In reality, the army is forced to stay at least 25 km away from the de-facto border, the zone in between being controlled by UNDOF, the United Nations Disengagement Observer Force.

In a smart move we pick up a military escort at one of the first check points. The man is not in uniform, his car is – to us – unrecognisable as army vehicle, yet at every next check point we pass without hassle; our escort is immediately recognised, lots of back slapping between our friend and the soldiers. Describe a check point: on major roads, like those around Damascus, these are broad arches across the road, from corrugated iron; and in the run up concrete slabs have been placed, to separate road lanes. Incredulously, sometimes there is a fast lane for VIPs, and the good news is that foreign tourists fall in that category. On busier roads quite long lines of cars are waiting to have the papers checked, and often the boot of the vehicle, too. On smaller, quieter roads the concrete slabs are put perpendicular to the road, to slow down traffic. On the side of the road is often a bunker, the ones made of rocks and oil drums filled with sand, with armed soldiers. Oh, and everything is in the Syrian colours, of course, red, white and black with green stars: the concrete slabs, the oil drums, the corrugated iron, you name it. Except that it has been there for a while, so is pretty faded by now.

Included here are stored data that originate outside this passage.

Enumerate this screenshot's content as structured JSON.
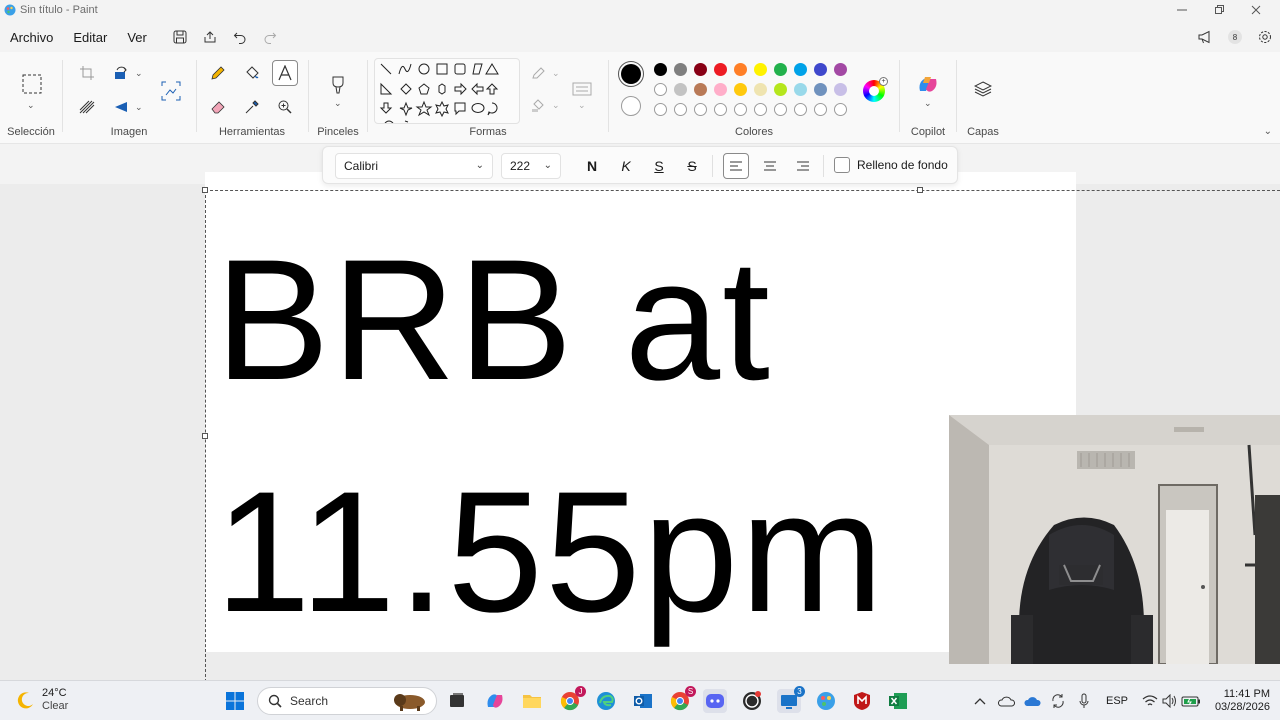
{
  "window": {
    "title": "Sin título - Paint"
  },
  "menu": {
    "items": [
      "Archivo",
      "Editar",
      "Ver"
    ],
    "notifications_count": "8"
  },
  "ribbon": {
    "groups": {
      "selection": "Selección",
      "image": "Imagen",
      "tools": "Herramientas",
      "brushes": "Pinceles",
      "shapes": "Formas",
      "colors": "Colores",
      "copilot": "Copilot",
      "layers": "Capas"
    },
    "palette_row1": [
      "#000000",
      "#7f7f7f",
      "#880015",
      "#ed1c24",
      "#ff7f27",
      "#fff200",
      "#22b14c",
      "#00a2e8",
      "#3f48cc",
      "#a349a4"
    ],
    "palette_row2": [
      "empty",
      "#c3c3c3",
      "#b97a57",
      "#ffaec9",
      "#ffc90e",
      "#efe4b0",
      "#b5e61d",
      "#99d9ea",
      "#7092be",
      "#c8bfe7"
    ],
    "primary_color": "#000000",
    "secondary_color": "#ffffff"
  },
  "text_toolbar": {
    "font_family": "Calibri",
    "font_size": "222",
    "bold_label": "N",
    "italic_label": "K",
    "underline_label": "S",
    "strike_label": "S",
    "fill_label": "Relleno de fondo",
    "fill_checked": false
  },
  "canvas": {
    "line1": "BRB at",
    "line2": "11.55pm"
  },
  "taskbar": {
    "weather_temp": "24°C",
    "weather_desc": "Clear",
    "search_placeholder": "Search",
    "language": "ESP",
    "time": "11:41 PM",
    "date": "03/28/2026",
    "badges": {
      "chrome1": "J",
      "chrome2": "S",
      "app3": "3"
    }
  }
}
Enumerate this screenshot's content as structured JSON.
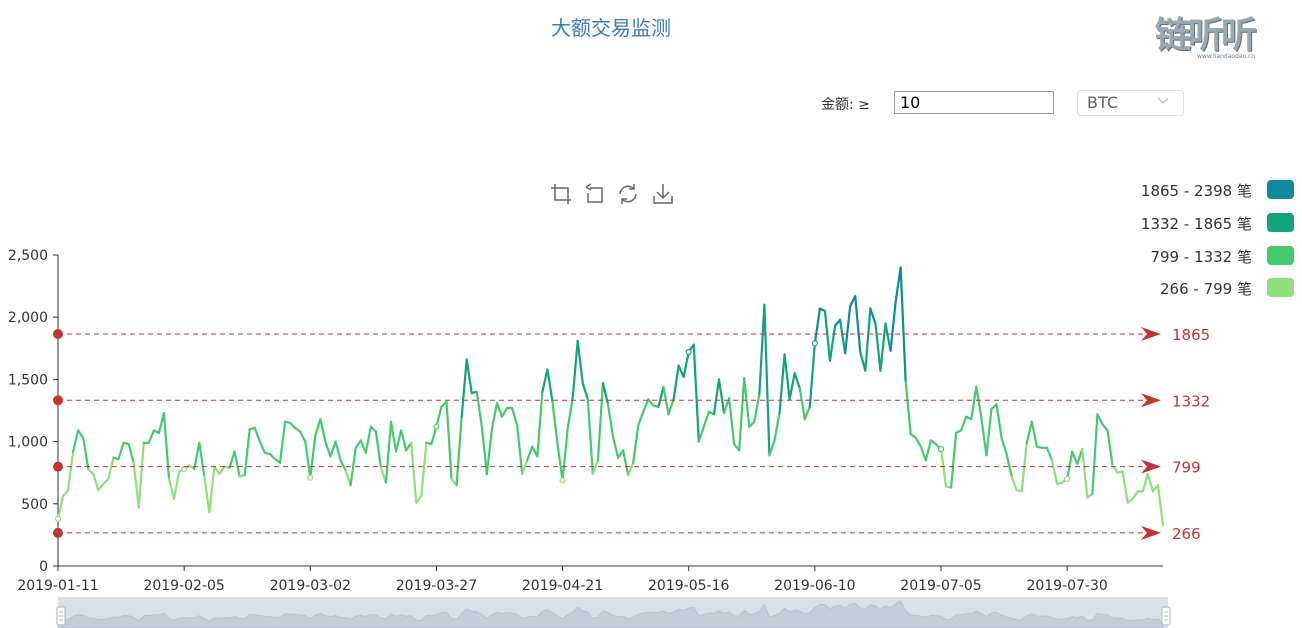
{
  "title": "大额交易监测",
  "logo": {
    "text": "链听听",
    "sub": "www.liandaodao.cn"
  },
  "filter": {
    "label": "金额: ≥",
    "amount_value": "10",
    "coin_selected": "BTC"
  },
  "toolbox": [
    "zoom-icon",
    "zoom-reset-icon",
    "restore-icon",
    "download-icon"
  ],
  "legend": [
    {
      "label": "1865 - 2398 笔",
      "color": "#0e8a9c"
    },
    {
      "label": "1332 - 1865 笔",
      "color": "#11a37c"
    },
    {
      "label": "799 - 1332 笔",
      "color": "#45c96e"
    },
    {
      "label": "266 - 799 笔",
      "color": "#8ee07a"
    }
  ],
  "chart_data": {
    "type": "line",
    "x_start": "2019-01-11",
    "x_end": "2019-08-18",
    "x_ticks": [
      "2019-01-11",
      "2019-02-05",
      "2019-03-02",
      "2019-03-27",
      "2019-04-21",
      "2019-05-16",
      "2019-06-10",
      "2019-07-05",
      "2019-07-30"
    ],
    "y_ticks": [
      "0",
      "500",
      "1,000",
      "1,500",
      "2,000",
      "2,500"
    ],
    "ylim": [
      0,
      2500
    ],
    "mark_lines": [
      {
        "value": 1865,
        "label": "1865"
      },
      {
        "value": 1332,
        "label": "1332"
      },
      {
        "value": 799,
        "label": "799"
      },
      {
        "value": 266,
        "label": "266"
      }
    ],
    "mark_color": "#c23531",
    "visual_map_colors": [
      "#8ee07a",
      "#45c96e",
      "#11a37c",
      "#0e8a9c"
    ],
    "series": [
      {
        "values": [
          380,
          560,
          610,
          920,
          1090,
          1030,
          780,
          740,
          610,
          660,
          700,
          870,
          860,
          990,
          980,
          830,
          470,
          990,
          990,
          1090,
          1070,
          1230,
          700,
          540,
          760,
          780,
          810,
          780,
          990,
          720,
          430,
          800,
          740,
          800,
          790,
          920,
          720,
          730,
          1100,
          1110,
          1000,
          910,
          900,
          860,
          830,
          1160,
          1150,
          1110,
          1080,
          1000,
          710,
          1050,
          1180,
          1000,
          880,
          1000,
          850,
          770,
          650,
          950,
          1010,
          910,
          1120,
          1080,
          790,
          670,
          1160,
          920,
          1090,
          930,
          990,
          510,
          560,
          990,
          980,
          1120,
          1280,
          1320,
          700,
          650,
          1200,
          1660,
          1390,
          1400,
          1120,
          740,
          1100,
          1310,
          1200,
          1270,
          1270,
          1130,
          740,
          850,
          960,
          880,
          1400,
          1580,
          1320,
          980,
          690,
          1100,
          1350,
          1810,
          1470,
          1340,
          740,
          850,
          1470,
          1300,
          1040,
          870,
          930,
          730,
          830,
          1130,
          1240,
          1340,
          1290,
          1280,
          1440,
          1220,
          1340,
          1610,
          1520,
          1720,
          1780,
          1000,
          1120,
          1240,
          1220,
          1500,
          1230,
          1350,
          980,
          930,
          1510,
          1120,
          1160,
          1380,
          2100,
          890,
          1010,
          1230,
          1700,
          1340,
          1550,
          1430,
          1180,
          1280,
          1790,
          2070,
          2050,
          1650,
          1930,
          1980,
          1710,
          2090,
          2170,
          1720,
          1570,
          2070,
          1950,
          1570,
          1950,
          1730,
          2120,
          2400,
          1480,
          1060,
          1030,
          960,
          850,
          1010,
          980,
          940,
          640,
          630,
          1070,
          1090,
          1200,
          1180,
          1440,
          1190,
          890,
          1260,
          1300,
          1030,
          900,
          720,
          610,
          600,
          990,
          1160,
          960,
          950,
          950,
          850,
          660,
          670,
          700,
          920,
          820,
          940,
          550,
          580,
          1220,
          1140,
          1090,
          810,
          750,
          760,
          510,
          540,
          600,
          600,
          740,
          600,
          650,
          330
        ]
      }
    ]
  }
}
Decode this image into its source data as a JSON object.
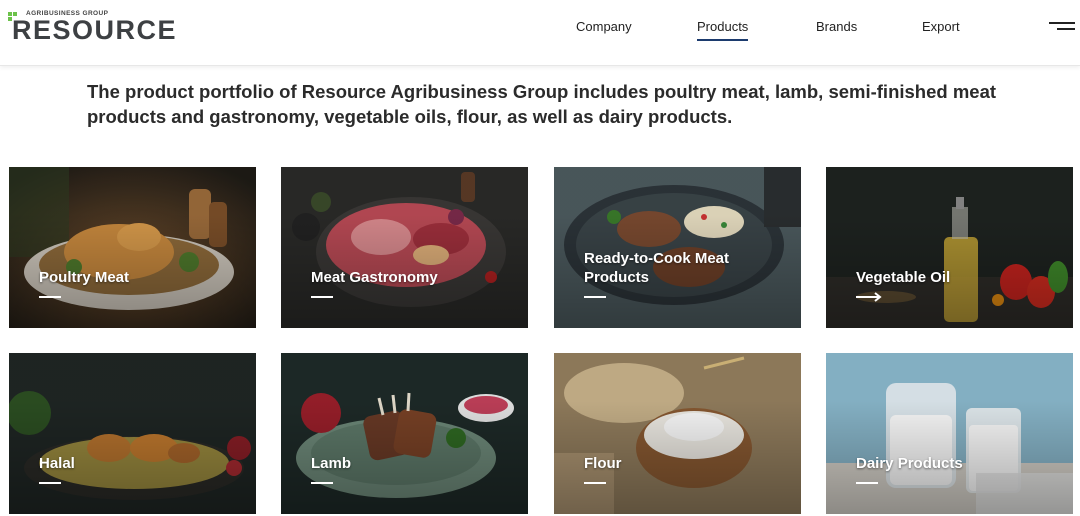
{
  "header": {
    "logo_sub": "AGRIBUSINESS GROUP",
    "logo_main": "RESOURCE",
    "nav": [
      {
        "label": "Company",
        "active": false
      },
      {
        "label": "Products",
        "active": true
      },
      {
        "label": "Brands",
        "active": false
      },
      {
        "label": "Export",
        "active": false
      }
    ],
    "menu_icon": "hamburger-icon"
  },
  "intro": {
    "text": "The product portfolio of Resource Agribusiness Group includes poultry meat, lamb, semi-finished meat products and gastronomy, vegetable oils, flour, as well as dairy products."
  },
  "products": [
    {
      "label": "Poultry Meat"
    },
    {
      "label": "Meat Gastronomy"
    },
    {
      "label": "Ready-to-Cook Meat Products"
    },
    {
      "label": "Vegetable Oil"
    },
    {
      "label": "Halal"
    },
    {
      "label": "Lamb"
    },
    {
      "label": "Flour"
    },
    {
      "label": "Dairy Products"
    }
  ],
  "colors": {
    "accent_green": "#6cc24a",
    "nav_underline": "#1c3b6e",
    "logo_text": "#3d4043"
  }
}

patches of snow on distant mountains separating Syria and Lebanon

Another feature of the check points, and of the countryside in general, is the ever-present portrait of the president, Bashar al-Assad. Often also pretty faded.

the Golan Heights are mostly basalt-block covered plains, at first sight not very productive

Then to Golan Heights, and they are high, over 1000 m. Even in the sun it is a bit chilly, from the breeze. The land here seems pretty dry, initially not much vegetation. Yet, this appears to be the region in Syria that receives most rain, traces of which we see as patches of snow on some distant mountains, the Anti-Lebanon range, I think. In some places there is agriculture, olive trees, and cherries. Later in the season they have a lot more fruit, here, figs, apricots, even apples. Hard to imagine, in this environment, but the cherries are real, and they taste good!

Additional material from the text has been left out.